Но если мне понадобилось мало времени, чтобы покончить с позой преданной матери, которая просто заботится о том, чтобы сыночек ел овощи, то мы до сих пор боремся с более неприступной позой Кевина позой социопата, до которого не достучаться. Проблема в том, что моя роль матери, которая поддерживает сына несмотря ни на что, в высшей степени унизительна она бессмысленна, иррациональна, слепа и слащава, а потому от такой роли я бы с благодарностью освободилась; а Кевин получает от своей роли-штампа слишком большую подпитку, чтобы спокойно от нее отказаться. Кажется, он до сих пор настойчиво стремится показать мне, что он, может, и был в моем доме подчиненным, который должен был съедать все, что лежит на тарелке, но теперь он знаменитость, чья фотография появилась на обложке «Ньюсуик»[57] и чье состоящее из смычных согласных имя Кевин Качадурян, или «К.К.» для таблоидов, как Кеннет Каунда[58] в Замбии с бранью произносилось ведущими всех крупных новостных компаний. Он даже поучаствовал в создании новых государственных целей: спровоцировал новые призывы к телесным наказаниям, смертным приговорам для несовершеннолетних и к введению технологий родительского контроля при просмотре телевизора. Сидя в тюрьме, он дал мне понять, что он не мелкий правонарушитель, а скандально известный злодей, перед которым трепещут его менее искусные несовершеннолетние товарищи по заключению.
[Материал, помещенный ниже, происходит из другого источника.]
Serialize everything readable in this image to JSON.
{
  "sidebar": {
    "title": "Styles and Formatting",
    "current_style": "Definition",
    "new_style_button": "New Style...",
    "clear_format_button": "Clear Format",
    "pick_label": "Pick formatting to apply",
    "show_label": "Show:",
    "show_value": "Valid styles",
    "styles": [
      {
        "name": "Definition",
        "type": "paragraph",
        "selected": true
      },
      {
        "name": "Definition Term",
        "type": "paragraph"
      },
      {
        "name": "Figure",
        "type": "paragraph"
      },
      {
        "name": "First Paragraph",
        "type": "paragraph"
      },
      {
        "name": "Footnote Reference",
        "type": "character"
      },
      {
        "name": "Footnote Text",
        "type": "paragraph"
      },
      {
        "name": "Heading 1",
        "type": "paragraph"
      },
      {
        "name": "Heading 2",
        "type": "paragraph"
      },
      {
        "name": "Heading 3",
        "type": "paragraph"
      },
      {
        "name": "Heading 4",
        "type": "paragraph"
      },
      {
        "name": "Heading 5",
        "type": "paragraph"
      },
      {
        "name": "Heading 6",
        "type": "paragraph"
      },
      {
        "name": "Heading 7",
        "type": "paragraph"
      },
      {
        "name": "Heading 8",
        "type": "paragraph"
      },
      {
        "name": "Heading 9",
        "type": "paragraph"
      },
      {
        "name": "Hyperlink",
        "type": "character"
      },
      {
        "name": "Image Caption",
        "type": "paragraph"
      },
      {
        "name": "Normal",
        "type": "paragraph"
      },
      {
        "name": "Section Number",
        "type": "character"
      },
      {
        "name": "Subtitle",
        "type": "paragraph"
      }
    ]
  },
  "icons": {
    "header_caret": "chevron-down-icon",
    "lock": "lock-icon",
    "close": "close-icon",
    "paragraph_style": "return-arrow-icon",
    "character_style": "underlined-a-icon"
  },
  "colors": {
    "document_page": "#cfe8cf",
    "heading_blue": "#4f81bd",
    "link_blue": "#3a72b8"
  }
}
Однажды, в те первые дни (когда он стал более разговорчивым), я спросила его: «Как они смотрят на тебя, другие ребята? Они не одобряют тебя? То, что ты сделал?» Это было ближе всего к тому, чтобы спросить: подставляют ли они тебе подножки в коридорах и плюют ли тебе в суп. Понимаешь, поначалу я колебалась и была почтительной. Он пугал меня, физически пугал, и я отчаянно старалась его не заводить. Конечно, поблизости находились тюремные охранники, но в его старшей школе тоже имелись сотрудники службы безопасности, в Гладстоне была полиция, и что с них всех было толку? Я больше не чувствую себя защищенной.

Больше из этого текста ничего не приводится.